Scarica il Certificato Faraexcelsior 2011

Qui sotto l'incipit dell'opera vincitrice e quelli delle altre opere segnalate per essere menzionate in questo blog.

 

Magari in un'ora del pomeriggio
 di Davide Valecchi


How huge the world is, and how few in it, and she passed me in the darkness in the forest and I hadn’t know. (John Crowley)

La convalida del tuo sguardo 

Perdono consistenza lentamente
scivolando sulla china del tempo
nella farragine delle parole
certi luoghi che avrei voluto offrirti
solo per una qualità di luce
che investiva il disegno delle ombre
 sui tronchi degli alberi esposti al sole.

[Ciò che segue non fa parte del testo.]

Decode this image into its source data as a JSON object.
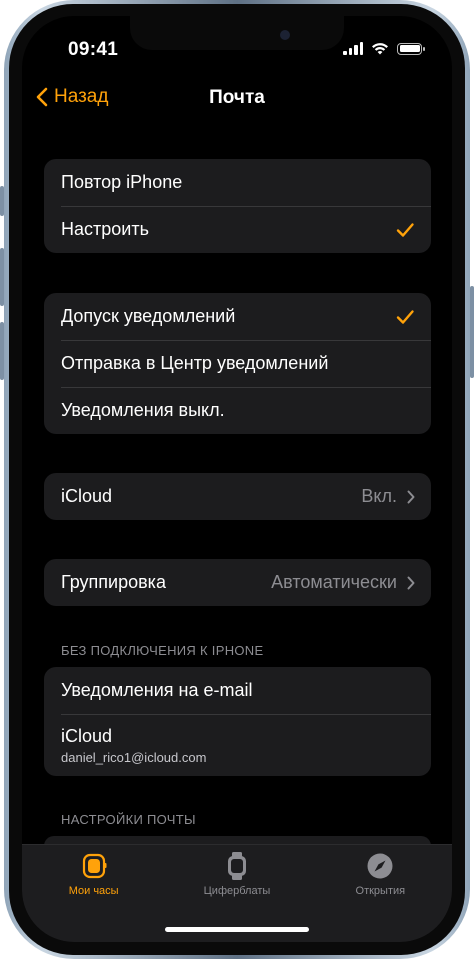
{
  "status_bar": {
    "time": "09:41"
  },
  "nav": {
    "back_label": "Назад",
    "title": "Почта"
  },
  "mirror_group": {
    "items": [
      {
        "label": "Повтор iPhone",
        "checked": false
      },
      {
        "label": "Настроить",
        "checked": true
      }
    ]
  },
  "alerts_group": {
    "items": [
      {
        "label": "Допуск уведомлений",
        "checked": true
      },
      {
        "label": "Отправка в Центр уведомлений",
        "checked": false
      },
      {
        "label": "Уведомления выкл.",
        "checked": false
      }
    ]
  },
  "icloud_row": {
    "label": "iCloud",
    "value": "Вкл."
  },
  "grouping_row": {
    "label": "Группировка",
    "value": "Автоматически"
  },
  "offline_section": {
    "header": "БЕЗ ПОДКЛЮЧЕНИЯ К IPHONE",
    "items": [
      {
        "label": "Уведомления на e-mail"
      },
      {
        "label": "iCloud",
        "sublabel": "daniel_rico1@icloud.com"
      }
    ]
  },
  "mail_settings_section": {
    "header": "НАСТРОЙКИ ПОЧТЫ"
  },
  "tabbar": {
    "tabs": [
      {
        "label": "Мои часы",
        "icon": "watch-icon",
        "active": true
      },
      {
        "label": "Циферблаты",
        "icon": "watch-faces-icon",
        "active": false
      },
      {
        "label": "Открытия",
        "icon": "compass-icon",
        "active": false
      }
    ]
  },
  "colors": {
    "accent": "#ffa20a",
    "background": "#000000",
    "cell": "#1c1c1e",
    "secondary_text": "#8d8d92"
  }
}
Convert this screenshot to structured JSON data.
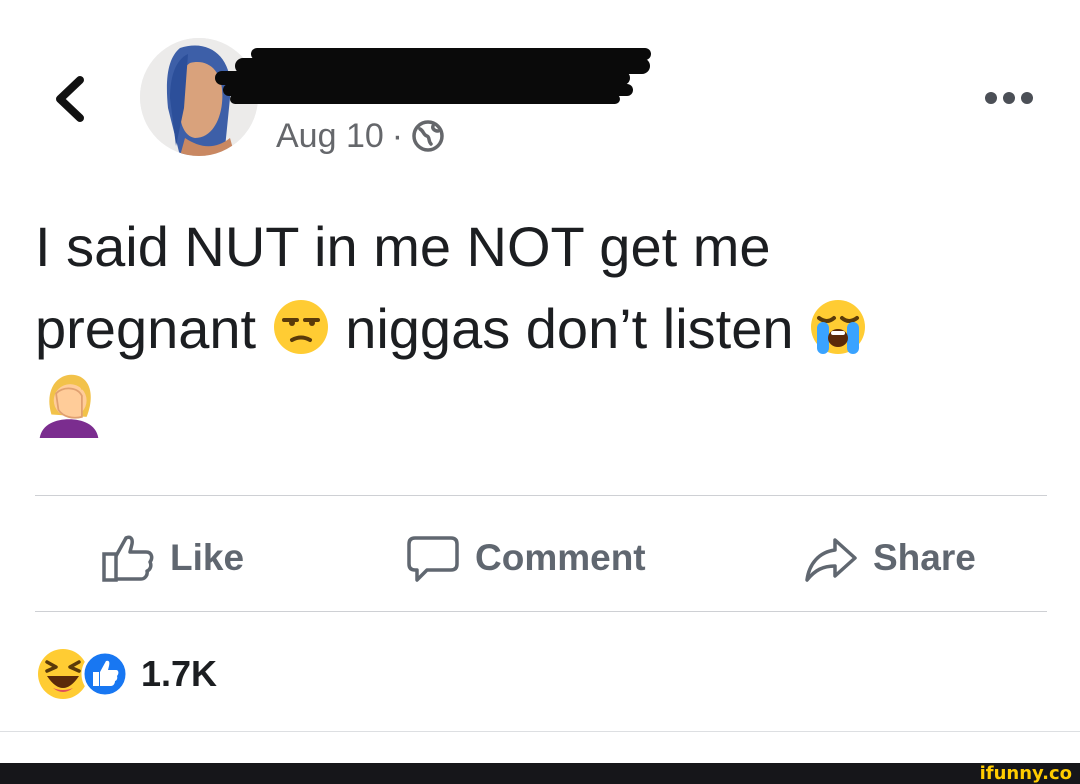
{
  "post": {
    "date": "Aug 10",
    "separator": "·",
    "audience_icon": "globe-icon",
    "text_line1": "I said NUT in me NOT get me",
    "text_line2_a": "pregnant",
    "text_line2_b": "niggas don’t listen",
    "emojis": [
      "unamused-face",
      "loudly-crying-face",
      "woman-facepalming"
    ]
  },
  "actions": {
    "like": "Like",
    "comment": "Comment",
    "share": "Share"
  },
  "reactions": {
    "types": [
      "haha",
      "like"
    ],
    "count": "1.7K"
  },
  "footer": {
    "watermark": "ifunny.co"
  },
  "colors": {
    "like_blue": "#1877f2",
    "text": "#1c1e21",
    "muted": "#65676b",
    "action_gray": "#606770",
    "emoji_yellow": "#ffcc33",
    "watermark_bar": "#16161a",
    "watermark_text": "#ffcc00"
  }
}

Un’idea di comunione segreta
costruita intorno a una tua presenza possibile
in un fragile sistema
di coincidenze si fa nebulosa
e svanisce. Con la dovuta calma.

***

La dolcezza del vento in questi giorni
sembra portare notizie di te
in una lingua che non posso intendere.
Il piano astrale dove sei adesso
ha punti di contatto con il nostro
e negli istanti della congiunzione
riesco a percepire il cambiamento
al centro delle entità quotidiane,
fuori dal dominio delle parole.

***

Magari in un'ora del pomeriggio
anche nel luogo dove sei adesso
sopra le pietre più esposte si posa
un annuncio della fine del giorno:
questa stessa aria di luce arancione
che colgo ritornando sui miei passi
procedendo in direzione contraria
al tuo sguardo.

I contorni di ogni cosa si accendono
di una grazia inesorabile e quieta
solo per qualche minuto di gloria
che forse non ti comprende nemmeno.

***

Anche senza avere niente in cambio
ho voluto vedere l'arcobaleno
che ti ha visitato a metà del giorno,
nonostante fossi dall'altra parte,
al principio o alla fine della curva.

Ogni dettaglio dell'iridescenza
è rimasto fisso nei nostri occhi
per istanti esatti, ma solo tu
hai ascoltato e compreso una lingua
di cui non possiedo alcuna nozione.

***

Adesso ogni cosa che hai lasciato
nei luoghi del tuo transito terreno
ha il nome di occorrenze naturali.
A stento riesco a cogliere gli atomi
di buio nascosto nell'apparenza
dei boschi, dei campi e delle foglie.

Solo i pensieri sono sufficienti
a volte ad evocare simulacri
di percorsi appena definiti
che subito svaniscono posando
lontano da altri sguardi
i gusci morti dei desideri.

(…)

Opere segnalate

• Frammenti di sale di Mariangela De Togni (Piacenza)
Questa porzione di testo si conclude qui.